Mas, como nos diz Lucas, os atenienses adoravam gastar tempo
ouvindo as últimas novidades, e por isso ficaram intrigados com a
“tagarelice” de Paulo. Assim, trouxeram-no ao Areópago ― a colina
do deus grego Ares (os romanos o chamavam Marte) ― onde certas
questões religiosas ainda eram resolvidas. O Areópago era também
um concílio de atenienses cujos deveres incluíam resolver certas
disputas religiosas e filosóficas.
Paulo começa sua apologética atraindo a atenção desses
atenienses. Quando se lhes refere como “muito religiosos”,
propositadamente usa uma palavra que é ambígua. É uma palavra
que poderia ser ou elogiosa, ou crítica. Indubitavelmente, a
audiência de Paulo não estava certa do sentido que ele queria dar à
palavra — que é, provavelmente, o motivo de Paulo tê-la usado! Há
evidências de que uma pessoa não deveria fazer elogios no
Areópago, pois isso era visto como um tipo de suborno.
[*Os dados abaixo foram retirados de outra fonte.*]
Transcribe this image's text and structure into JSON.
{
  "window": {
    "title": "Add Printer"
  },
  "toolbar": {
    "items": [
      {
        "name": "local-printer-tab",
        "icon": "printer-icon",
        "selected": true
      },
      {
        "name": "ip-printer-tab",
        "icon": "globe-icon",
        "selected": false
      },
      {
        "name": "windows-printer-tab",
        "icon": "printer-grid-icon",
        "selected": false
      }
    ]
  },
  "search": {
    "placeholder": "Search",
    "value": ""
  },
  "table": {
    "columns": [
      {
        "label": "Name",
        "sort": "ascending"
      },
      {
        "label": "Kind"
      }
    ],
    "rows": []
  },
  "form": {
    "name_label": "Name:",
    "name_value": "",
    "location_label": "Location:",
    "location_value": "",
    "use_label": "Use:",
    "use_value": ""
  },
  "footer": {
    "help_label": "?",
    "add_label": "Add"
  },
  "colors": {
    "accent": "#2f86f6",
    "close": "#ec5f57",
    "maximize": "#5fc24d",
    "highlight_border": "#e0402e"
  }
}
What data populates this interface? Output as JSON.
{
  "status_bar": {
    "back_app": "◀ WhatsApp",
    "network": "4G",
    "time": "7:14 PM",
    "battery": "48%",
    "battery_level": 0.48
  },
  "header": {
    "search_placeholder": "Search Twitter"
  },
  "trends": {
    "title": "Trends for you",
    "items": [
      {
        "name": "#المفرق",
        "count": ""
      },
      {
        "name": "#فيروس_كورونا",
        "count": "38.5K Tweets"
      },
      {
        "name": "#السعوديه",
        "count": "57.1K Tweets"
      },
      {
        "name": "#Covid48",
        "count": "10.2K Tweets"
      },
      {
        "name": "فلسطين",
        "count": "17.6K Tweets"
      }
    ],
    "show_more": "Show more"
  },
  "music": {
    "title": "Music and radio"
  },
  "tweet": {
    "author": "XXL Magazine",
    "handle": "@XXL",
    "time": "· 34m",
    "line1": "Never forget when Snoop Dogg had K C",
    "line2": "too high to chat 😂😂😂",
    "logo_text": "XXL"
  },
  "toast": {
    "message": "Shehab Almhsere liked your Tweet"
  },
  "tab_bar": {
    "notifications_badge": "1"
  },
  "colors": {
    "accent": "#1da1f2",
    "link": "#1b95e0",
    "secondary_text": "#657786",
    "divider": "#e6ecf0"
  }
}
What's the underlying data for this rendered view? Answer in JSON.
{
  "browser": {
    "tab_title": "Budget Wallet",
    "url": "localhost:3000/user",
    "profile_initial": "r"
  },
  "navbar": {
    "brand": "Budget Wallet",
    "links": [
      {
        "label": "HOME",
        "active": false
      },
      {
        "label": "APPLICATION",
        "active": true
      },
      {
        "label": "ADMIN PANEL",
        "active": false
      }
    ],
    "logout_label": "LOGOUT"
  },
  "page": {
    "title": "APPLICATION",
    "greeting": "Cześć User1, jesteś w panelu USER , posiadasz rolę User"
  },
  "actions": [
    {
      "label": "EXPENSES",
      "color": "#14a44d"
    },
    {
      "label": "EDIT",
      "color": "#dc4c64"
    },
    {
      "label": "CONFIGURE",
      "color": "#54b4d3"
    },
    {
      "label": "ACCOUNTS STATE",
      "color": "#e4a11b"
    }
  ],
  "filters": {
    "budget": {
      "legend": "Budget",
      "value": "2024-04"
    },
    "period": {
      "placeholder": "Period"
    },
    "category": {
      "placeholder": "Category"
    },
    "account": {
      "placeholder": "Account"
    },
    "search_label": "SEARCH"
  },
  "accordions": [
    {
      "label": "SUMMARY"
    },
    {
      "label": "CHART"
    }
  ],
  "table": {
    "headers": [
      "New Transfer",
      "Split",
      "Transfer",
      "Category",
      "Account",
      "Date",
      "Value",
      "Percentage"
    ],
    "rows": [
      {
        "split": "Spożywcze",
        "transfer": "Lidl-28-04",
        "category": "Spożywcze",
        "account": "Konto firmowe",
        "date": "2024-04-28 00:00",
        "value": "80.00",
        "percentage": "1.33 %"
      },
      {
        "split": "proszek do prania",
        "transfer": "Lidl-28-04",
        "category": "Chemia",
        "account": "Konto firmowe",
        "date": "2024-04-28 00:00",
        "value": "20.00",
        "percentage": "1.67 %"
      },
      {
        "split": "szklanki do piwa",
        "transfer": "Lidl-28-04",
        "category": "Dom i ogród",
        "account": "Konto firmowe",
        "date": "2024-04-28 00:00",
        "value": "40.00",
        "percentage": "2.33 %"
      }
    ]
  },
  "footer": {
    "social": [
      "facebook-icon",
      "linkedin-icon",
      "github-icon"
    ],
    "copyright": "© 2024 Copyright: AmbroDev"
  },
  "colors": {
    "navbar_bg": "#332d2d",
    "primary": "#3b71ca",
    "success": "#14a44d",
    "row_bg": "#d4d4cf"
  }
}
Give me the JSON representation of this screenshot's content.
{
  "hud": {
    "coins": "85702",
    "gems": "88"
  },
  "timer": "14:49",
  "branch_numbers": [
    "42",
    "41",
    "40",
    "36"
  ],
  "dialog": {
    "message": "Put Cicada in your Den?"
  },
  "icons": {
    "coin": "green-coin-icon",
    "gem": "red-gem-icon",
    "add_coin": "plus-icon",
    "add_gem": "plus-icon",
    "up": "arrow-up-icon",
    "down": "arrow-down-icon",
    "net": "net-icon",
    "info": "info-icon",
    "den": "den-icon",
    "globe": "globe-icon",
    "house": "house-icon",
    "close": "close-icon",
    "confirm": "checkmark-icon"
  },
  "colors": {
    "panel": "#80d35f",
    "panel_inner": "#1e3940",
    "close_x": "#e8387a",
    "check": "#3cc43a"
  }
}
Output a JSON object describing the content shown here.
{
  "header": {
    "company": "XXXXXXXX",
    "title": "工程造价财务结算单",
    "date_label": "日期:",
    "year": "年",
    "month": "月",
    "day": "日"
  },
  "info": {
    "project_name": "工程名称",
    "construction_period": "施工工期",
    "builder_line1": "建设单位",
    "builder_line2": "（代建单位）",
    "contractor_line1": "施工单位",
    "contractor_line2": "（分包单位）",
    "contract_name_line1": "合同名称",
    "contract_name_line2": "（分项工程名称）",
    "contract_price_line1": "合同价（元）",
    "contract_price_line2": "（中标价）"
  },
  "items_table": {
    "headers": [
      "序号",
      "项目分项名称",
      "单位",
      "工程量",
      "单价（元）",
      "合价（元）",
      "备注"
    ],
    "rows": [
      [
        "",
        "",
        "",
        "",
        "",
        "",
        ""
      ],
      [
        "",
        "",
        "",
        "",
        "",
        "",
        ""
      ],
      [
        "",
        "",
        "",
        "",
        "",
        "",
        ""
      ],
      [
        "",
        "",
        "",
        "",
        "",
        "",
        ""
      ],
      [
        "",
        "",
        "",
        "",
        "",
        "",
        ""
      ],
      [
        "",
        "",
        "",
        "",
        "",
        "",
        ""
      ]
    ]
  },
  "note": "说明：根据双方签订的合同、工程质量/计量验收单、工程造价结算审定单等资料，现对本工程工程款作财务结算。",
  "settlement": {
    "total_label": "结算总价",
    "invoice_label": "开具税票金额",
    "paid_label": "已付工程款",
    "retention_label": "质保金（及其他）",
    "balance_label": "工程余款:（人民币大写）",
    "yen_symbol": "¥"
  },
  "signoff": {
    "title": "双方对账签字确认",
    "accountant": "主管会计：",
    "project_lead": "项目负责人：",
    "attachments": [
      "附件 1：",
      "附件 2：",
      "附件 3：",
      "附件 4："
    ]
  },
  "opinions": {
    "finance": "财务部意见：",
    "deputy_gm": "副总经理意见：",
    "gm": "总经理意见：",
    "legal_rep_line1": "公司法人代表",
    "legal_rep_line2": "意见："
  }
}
Paulo usa essa palavra, no entanto, para que seus ouvintes
precisem ouvir mais se quiserem saber o que ele quer dizer. Paulo
poderia estar dizendo que eles eram pessoas religiosas. A maioria
dos que estavam ali teria concordado com isso e ficado satisfeita.
Ou ele poderia estar dizendo que eles eram supersticiosos, algo que
não teriam gostado de ouvir. A estratégia de Paulo, aqui, era atrair a
atenção deles usando um termo que precisava de esclarecimento.
Há três coisas, basicamente, que Paulo realiza em sua
apologética no Areópago. Ele quer que sua audiência saiba, antes
de qualquer outra coisa, que Deus existe. Então, quer que
entendam quem eles são à luz desse Deus. Por fim, quer que eles
entendam o evangelho. Não pode haver resumo melhor da nossa
responsabilidade na apologética. Na defesa da fé cristã, essas três
coisas devem ser de extrema prioridade em nossas discussões.
Com muita frequência uma delas é enfatizada em detrimento das
outras.
Tradicionalmente na apologética a discussão tem se focado
somente na existência de Deus. Mas se esse é o único tópico, o
evangelho nunca será apresentado como parte da nossa defesa.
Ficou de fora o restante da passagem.